There are more scars after therapeutic mammoplasty and it is more complex surgery that takes longer to carry out than standard breast conserving surgery. Your Surgeon will explain to you where the scars are likely to be on your breast, but in general these will be going around your areola (the dark skin around your nipple) and then straight down and possibly also along in the fold underneath your breast. There is a greater chance of problems with wound healing and infection after therapeutic mammoplasty and this can delay your additional treatments as chemotherapy and radiotherapy cannot be given until wounds are healed. Sometimes the blood supply to the nipple may be insufficient following therapeutic mammoplasty and part or all of the nipple can die off. This happens in around 1 in 100 cases, but the risk is increased if you are a smoker, diabetic, and/or have very droopy breasts. Your surgeon will explain if your risk of this is very high and may suggest that you have the nipple removed as part of your surgery. If your nipple is removed or dies off it will be possible to consider nipple reconstruction in the future if you wish.

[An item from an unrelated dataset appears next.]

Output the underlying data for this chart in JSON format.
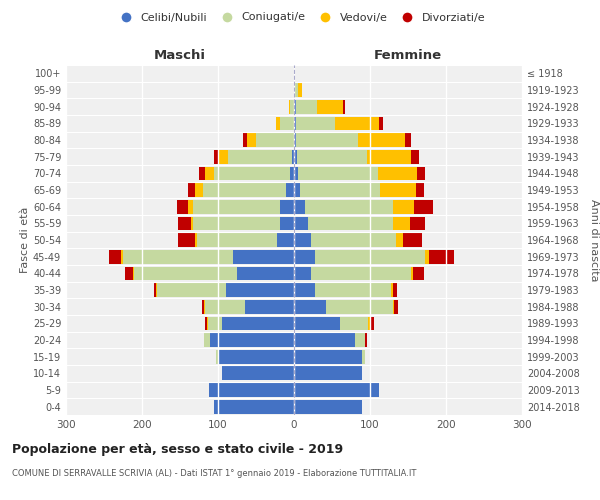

There may also be problems with lumpiness after surgery caused by reduced blood supply to the fatty tissue of the breast (this is known as ‘fat necrosis’). Fat necrosis can also causes flecks of chalk (‘microcalcification’) in the breast tissue which show up on a mammogram. If either lumpiness or microcalcification occur you may need to have investigations to be sure it is only due to fat necrosis, and rarely additional surgery may be required to remove lumps. If you have large breasts then having them made smaller with a therapeutic mammoplasty can make it easier for the postoperative radiotherapy to be given to you, which may lower the chance of breast lymphoedema after radiotherapy.
Breast reduction surgery to the other breast may be required after therapeutic mammoplasty; particularly if it has been done to deliberately make your breast smaller. Sometimes this surgery to the other breast can be done at the same time as your therapeutic mammoplasty, but sometimes it is left until all of your cancer treatment is complete. Having both sides operated on at once avoids you being too asymmetrical after surgery, but sometimes the treated breast can change in size particularly after radiotherapy and delaying surgery to the other breast can make it easier to get a better size match. Also, if we know you will be needing chemotherapy after surgery we may suggest you have this before you return for surgery to the other side to lower the chance of wound complications delaying your chemotherapy starting. If you only have surgery to one side to start with you will be given a prosthesis to put in your bra to match you up until the other side is operated on.